For the 650cc engine, a revised intake and exhaust, plus new cam timing and compression ratios bring a 5% peak power boost and smoother, stronger torque delivery through the mid-range. The engine revs to 12,000rpm, an extra 1,000rpm compared to the CB650F.

Honda CB650R

Tightly wrapped and aggressive, the CB650R’s Neo Sports Café style features the signature compact ‘Trapezoid’ proportion of short, stubby tail and short overhang headlight. The long fuel tank is a key motif of the family design; its smooth lines accentuate the solidity of real metal surfaces and crown the engineering of the four-cylinder power-plant. It also houses the ignition. 

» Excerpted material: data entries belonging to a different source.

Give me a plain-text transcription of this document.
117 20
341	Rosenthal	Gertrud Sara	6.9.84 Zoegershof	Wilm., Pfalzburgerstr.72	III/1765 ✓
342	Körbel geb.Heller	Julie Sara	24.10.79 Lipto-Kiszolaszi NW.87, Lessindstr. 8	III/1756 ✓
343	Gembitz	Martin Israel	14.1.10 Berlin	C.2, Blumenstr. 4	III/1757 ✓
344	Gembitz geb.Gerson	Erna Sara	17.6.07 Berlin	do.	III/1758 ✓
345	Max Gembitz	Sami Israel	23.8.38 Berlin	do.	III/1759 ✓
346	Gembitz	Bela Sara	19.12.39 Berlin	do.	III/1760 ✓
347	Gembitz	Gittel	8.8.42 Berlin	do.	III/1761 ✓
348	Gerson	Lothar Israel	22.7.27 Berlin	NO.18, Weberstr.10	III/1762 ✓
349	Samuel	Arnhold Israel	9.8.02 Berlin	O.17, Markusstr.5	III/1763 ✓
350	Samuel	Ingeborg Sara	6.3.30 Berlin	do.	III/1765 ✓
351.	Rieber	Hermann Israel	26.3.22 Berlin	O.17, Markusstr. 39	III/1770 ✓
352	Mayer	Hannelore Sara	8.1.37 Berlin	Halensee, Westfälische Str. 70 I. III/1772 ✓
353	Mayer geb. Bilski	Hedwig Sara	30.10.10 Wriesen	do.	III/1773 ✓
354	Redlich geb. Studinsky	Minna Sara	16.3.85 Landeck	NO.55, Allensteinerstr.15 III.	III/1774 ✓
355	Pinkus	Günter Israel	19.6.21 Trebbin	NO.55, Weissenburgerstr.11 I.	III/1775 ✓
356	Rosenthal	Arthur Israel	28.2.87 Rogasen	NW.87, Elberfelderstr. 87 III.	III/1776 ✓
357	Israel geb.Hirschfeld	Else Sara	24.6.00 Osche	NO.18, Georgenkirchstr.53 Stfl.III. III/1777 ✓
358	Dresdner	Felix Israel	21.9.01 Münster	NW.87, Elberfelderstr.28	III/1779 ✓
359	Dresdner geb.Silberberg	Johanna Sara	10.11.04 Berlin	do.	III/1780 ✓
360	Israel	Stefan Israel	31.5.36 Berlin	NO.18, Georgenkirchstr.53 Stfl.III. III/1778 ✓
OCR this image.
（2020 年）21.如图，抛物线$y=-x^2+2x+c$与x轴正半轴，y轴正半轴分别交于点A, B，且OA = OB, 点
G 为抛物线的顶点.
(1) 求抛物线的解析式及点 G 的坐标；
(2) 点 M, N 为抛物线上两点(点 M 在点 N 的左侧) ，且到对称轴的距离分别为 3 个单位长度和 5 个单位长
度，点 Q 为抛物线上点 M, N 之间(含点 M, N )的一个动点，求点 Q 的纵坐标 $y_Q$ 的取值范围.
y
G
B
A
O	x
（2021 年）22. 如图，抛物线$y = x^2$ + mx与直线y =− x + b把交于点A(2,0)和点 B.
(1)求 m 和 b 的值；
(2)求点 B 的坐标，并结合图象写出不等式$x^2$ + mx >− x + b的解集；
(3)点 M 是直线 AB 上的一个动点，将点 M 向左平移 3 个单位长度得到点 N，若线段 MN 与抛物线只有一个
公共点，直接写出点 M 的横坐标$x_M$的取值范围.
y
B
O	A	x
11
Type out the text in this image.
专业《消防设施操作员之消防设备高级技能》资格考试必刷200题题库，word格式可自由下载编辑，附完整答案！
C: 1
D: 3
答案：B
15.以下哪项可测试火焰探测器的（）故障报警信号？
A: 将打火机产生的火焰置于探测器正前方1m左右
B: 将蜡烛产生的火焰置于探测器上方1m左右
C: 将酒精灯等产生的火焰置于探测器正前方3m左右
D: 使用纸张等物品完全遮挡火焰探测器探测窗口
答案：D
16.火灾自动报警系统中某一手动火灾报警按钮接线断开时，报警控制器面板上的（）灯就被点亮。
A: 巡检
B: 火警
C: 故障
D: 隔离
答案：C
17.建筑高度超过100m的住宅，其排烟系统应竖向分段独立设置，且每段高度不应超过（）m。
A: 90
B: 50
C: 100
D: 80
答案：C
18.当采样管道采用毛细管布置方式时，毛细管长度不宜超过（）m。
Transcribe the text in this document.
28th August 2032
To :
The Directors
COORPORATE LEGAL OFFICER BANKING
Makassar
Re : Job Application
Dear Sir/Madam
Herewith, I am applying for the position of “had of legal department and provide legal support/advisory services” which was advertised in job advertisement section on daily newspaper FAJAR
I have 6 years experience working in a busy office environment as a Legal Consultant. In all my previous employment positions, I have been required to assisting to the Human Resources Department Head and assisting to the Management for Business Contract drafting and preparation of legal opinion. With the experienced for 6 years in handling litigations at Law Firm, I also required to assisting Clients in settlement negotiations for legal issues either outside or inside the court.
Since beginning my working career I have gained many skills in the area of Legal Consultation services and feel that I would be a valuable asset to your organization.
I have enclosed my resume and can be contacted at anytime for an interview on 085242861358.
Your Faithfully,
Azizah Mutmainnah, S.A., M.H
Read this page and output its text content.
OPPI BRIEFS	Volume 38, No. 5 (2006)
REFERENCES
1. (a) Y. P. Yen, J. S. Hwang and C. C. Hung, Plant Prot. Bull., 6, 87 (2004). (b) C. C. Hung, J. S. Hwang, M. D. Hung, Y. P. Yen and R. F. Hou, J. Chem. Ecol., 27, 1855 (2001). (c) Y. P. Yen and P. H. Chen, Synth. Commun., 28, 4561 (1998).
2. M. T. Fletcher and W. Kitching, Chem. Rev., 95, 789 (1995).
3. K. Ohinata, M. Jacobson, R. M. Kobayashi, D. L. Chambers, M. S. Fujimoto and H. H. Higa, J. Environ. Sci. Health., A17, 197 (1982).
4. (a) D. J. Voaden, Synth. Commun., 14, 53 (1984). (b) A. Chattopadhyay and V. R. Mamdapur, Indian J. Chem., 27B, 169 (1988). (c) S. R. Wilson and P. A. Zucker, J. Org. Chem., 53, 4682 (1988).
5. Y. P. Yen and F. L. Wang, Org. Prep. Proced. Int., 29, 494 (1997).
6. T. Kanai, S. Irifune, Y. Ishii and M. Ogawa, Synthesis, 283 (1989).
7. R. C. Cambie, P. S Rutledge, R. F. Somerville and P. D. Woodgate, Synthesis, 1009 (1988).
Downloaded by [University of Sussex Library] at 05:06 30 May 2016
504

Honda’s development engineers wanted to create the purest, most enjoyable mid-sized four-cylinder performance possible for the CB650R rider. So the 649cc, DOHC 16-valve engine has been tuned to eliminate a slight torque dip at 5,500rpm, and deliver 5% more power above 10,000rpm with a redline raised 1,000rpm. Peak power of 70kW arrives at 12,000rpm with peak torque of 64Nm delivered at 8,500.

The net result out on the road is a motor that spins harder, and for much longer, at high rpm, with a smooth, linear torque delivery that builds strongly as revs rise, and sounds great in the process. An easy 35kW conversion is available for A2 licence holders.